Predicting response: noradrenaline reuptake inhibition.

For the past decade, the role of noradrenaline in depression has been somewhat neglected in favour of serotonin. This is largely because of the advent of the selective serotonin reuptake inhibitors, which have facilitated clinical and experimental observation of the roles of serotonin. Until now, no such tools have been available to study the noradrenergic system. However, the recent development of reboxetine, the first selective noradrenaline reuptake inhibitor, has allowed clinical investigation of the role of the noradrenergic system in different aspects of depressive disorders. In clinical trials, the use of reboxetine has shown that selective noradrenaline reuptake inhibition is an effective approach to alleviating depression. It is more effective than placebo and at least as effective as desipramine, imipramine and fluoxetine in the short term.
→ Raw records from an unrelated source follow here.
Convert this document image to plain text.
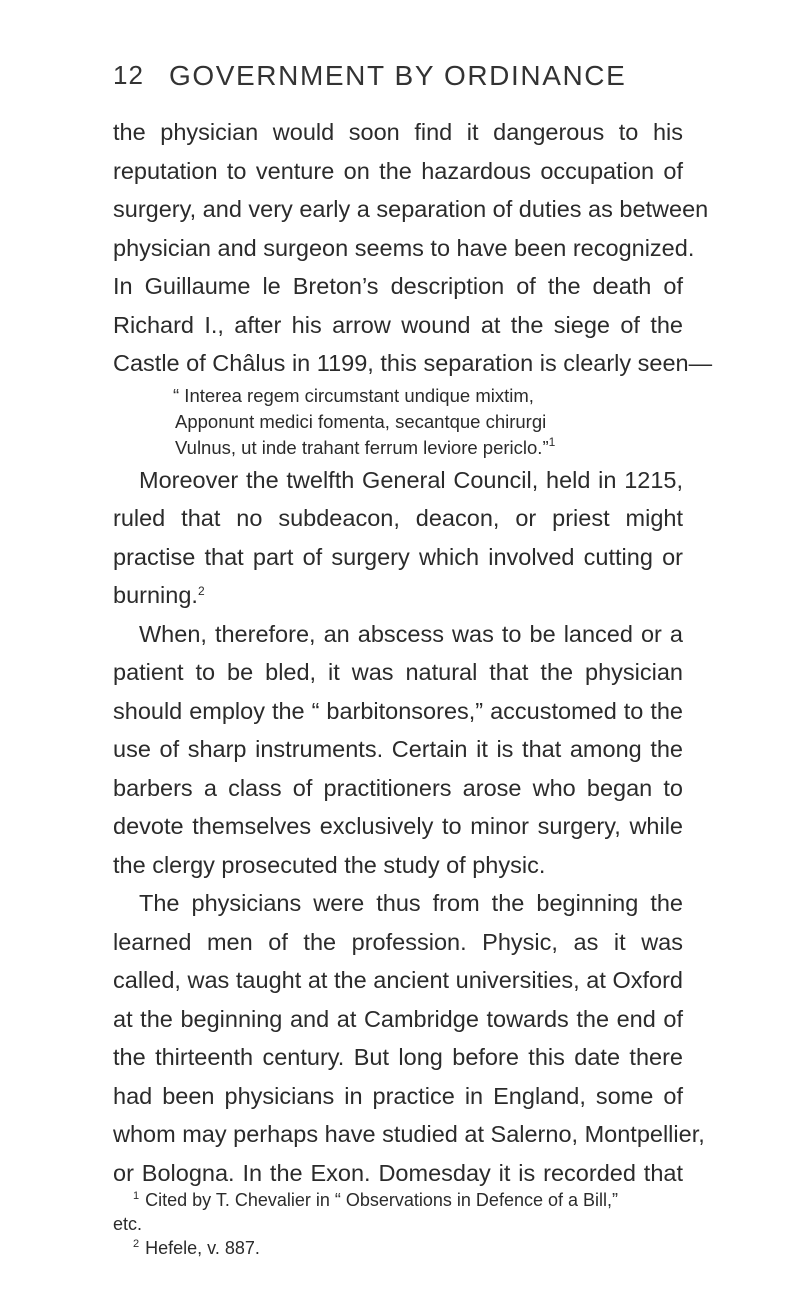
12 GOVERNMENT BY ORDINANCE
the physician would soon find it dangerous to his
reputation to venture on the hazardous occupation of
surgery, and very early a separation of duties as between
physician and surgeon seems to have been recognized.
In Guillaume le Breton’s description of the death of
Richard I., after his arrow wound at the siege of the
Castle of Châlus in 1199, this separation is clearly seen—
“ Interea regem circumstant undique mixtim,
Apponunt medici fomenta, secantque chirurgi
Vulnus, ut inde trahant ferrum leviore periclo.”$^1$
Moreover the twelfth General Council, held in 1215,
ruled that no subdeacon, deacon, or priest might
practise that part of surgery which involved cutting or
burning.$^2$
When, therefore, an abscess was to be lanced or a
patient to be bled, it was natural that the physician
should employ the “ barbitonsores,” accustomed to the
use of sharp instruments. Certain it is that among the
barbers a class of practitioners arose who began to
devote themselves exclusively to minor surgery, while
the clergy prosecuted the study of physic.
The physicians were thus from the beginning the
learned men of the profession. Physic, as it was
called, was taught at the ancient universities, at Oxford
at the beginning and at Cambridge towards the end of
the thirteenth century. But long before this date there
had been physicians in practice in England, some of
whom may perhaps have studied at Salerno, Montpellier,
or Bologna. In the Exon. Domesday it is recorded that
$^1$ Cited by T. Chevalier in “ Observations in Defence of a Bill,”
etc.
$^2$ Hefele, v. 887.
In addition, its efficacy is maintained in patients with severe depression and in those receiving long-term maintenance treatment. Reboxetine is very well tolerated, as predicted from its pharmacological profile, having fewer anticholinergic side-effects than imipramine or desipramine. Compared with fluoxetine, patients treated with reboxetine experienced less nausea and sexual dysfunction, adverse events that are common among those taking selective serotonin reuptake inhibitors. Adverse events predicted by the neuroanatomy of the noradrenergic system, such as tremor and cardiovascular effects, occurred less frequently than expected. Clinical experience with reboxetine challenges our current knowledge of the role of noradrenaline in depression and questions existing evidence based on studies with noradrenergic tricyclic antidepressants. Selective noradrenaline reuptake inhibition, as exemplified by reboxetine, therefore offers a significant improvement in antidepressant pharmacotherapy, and an opportunity to increase our understanding of the role of noradrenaline in depression.